The Right to Repair has become a flash point between manufacturers and consumers, arguing that independent mechanics can't make repairs to products they own.
 
AUSTIN, Texas - April 18, 2023 - PRLog -- Successful business models are prized for their ability to drive up sales numbers and earn healthy profits – but there is often a cost associated with runaway success: consumers can come to resent what they perceive as unfair business practices.

What we now call the "razor and blades" business model was first popularized in the 1920s by the Gillette razor company.

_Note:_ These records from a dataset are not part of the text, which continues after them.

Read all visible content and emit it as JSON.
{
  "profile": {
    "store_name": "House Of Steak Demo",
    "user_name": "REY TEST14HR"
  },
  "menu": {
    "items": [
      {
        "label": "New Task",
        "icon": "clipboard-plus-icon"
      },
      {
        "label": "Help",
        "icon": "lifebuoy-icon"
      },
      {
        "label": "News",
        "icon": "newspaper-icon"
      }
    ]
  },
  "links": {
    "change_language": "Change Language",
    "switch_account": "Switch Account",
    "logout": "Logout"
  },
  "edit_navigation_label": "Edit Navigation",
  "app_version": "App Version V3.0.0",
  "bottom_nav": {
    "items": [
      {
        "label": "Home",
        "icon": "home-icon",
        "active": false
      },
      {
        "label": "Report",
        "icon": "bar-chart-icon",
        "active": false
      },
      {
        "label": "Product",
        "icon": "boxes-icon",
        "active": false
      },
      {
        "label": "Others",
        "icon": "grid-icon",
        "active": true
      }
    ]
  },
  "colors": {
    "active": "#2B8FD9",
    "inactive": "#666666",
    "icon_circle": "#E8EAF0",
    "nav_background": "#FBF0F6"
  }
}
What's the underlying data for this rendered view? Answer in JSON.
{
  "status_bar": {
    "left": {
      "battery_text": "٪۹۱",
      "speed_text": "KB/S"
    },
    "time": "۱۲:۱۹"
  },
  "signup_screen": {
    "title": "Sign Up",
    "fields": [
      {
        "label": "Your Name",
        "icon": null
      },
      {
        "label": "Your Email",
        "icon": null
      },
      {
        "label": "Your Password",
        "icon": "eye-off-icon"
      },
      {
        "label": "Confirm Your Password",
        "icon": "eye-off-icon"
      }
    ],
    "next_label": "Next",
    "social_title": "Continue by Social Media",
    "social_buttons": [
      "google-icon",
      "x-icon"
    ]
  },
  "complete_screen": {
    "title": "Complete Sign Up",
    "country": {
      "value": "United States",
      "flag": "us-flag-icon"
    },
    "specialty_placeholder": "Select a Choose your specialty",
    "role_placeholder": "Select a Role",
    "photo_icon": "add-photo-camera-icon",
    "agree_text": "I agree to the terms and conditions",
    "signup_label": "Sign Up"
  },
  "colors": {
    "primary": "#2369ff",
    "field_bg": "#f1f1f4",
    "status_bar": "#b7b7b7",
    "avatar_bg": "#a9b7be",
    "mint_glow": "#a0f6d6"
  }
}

Consumers loved the cheap razors but loathed shelling out for the expensive blades.

The razor and blade model predates Gillette, who was inspired by Standard Oil's practice during the late nineteenth century of selling heavily discounted oil lanterns – and expensive oil to fill them.

Other classic razor and blade examples include Kodak's cheap and cheerful consumer cameras (that used expensive film and disposable flash bulbs) or the more recent introduction of cheap inkjet printers (which require pricy ink cartridges.)

Planned obsolesce is another business model strategy that got its foothold in the late 1920s as GM's head of styling Harley Earl pioneered the annual fall model year change, designed to drive consumer demand by making existing vehicles look out of date.

Critics of planned obsolescence maintain it is inherently wasteful and adds unnecessary burdens on the environment.

Do You Own Your Product Anymore, Or Are You Just Renting It?

These days, offering "connected products" has become the business model of choice, but it too has a downside, as consumers realize they no longer "own" all of their purchases.

This practice started in the software industry, which thanks to the ubiquity of the internet, has shifted to a "software as a service" business model – forcing customers to essentially rent rather than own. The inflection point took place around 2010 – 2012 when Autodesk first made its industry-standard AutoCAD design software available via subscription, followed soon after by Adobe which moved its many creative software offerings (such as Photoshop) to the cloud.

As a business model, software subscriptions are genius. They reduce software piracy and eliminate the costly boom-bust cycle of having to convince users to purchase an upgrade to the latest version.

Yet it turns out the practice of "renting" access to software is not new; in the postwar dawn of IBM's reign over corporate mainframe computers, IBM famously leased their systems (including tabulating cards), never allowing them to be sold outright or copied by other manufacturers – that is until the Justice Department stepped in to reach a 1956 consent decree limiting IBM's monopolistic business practices.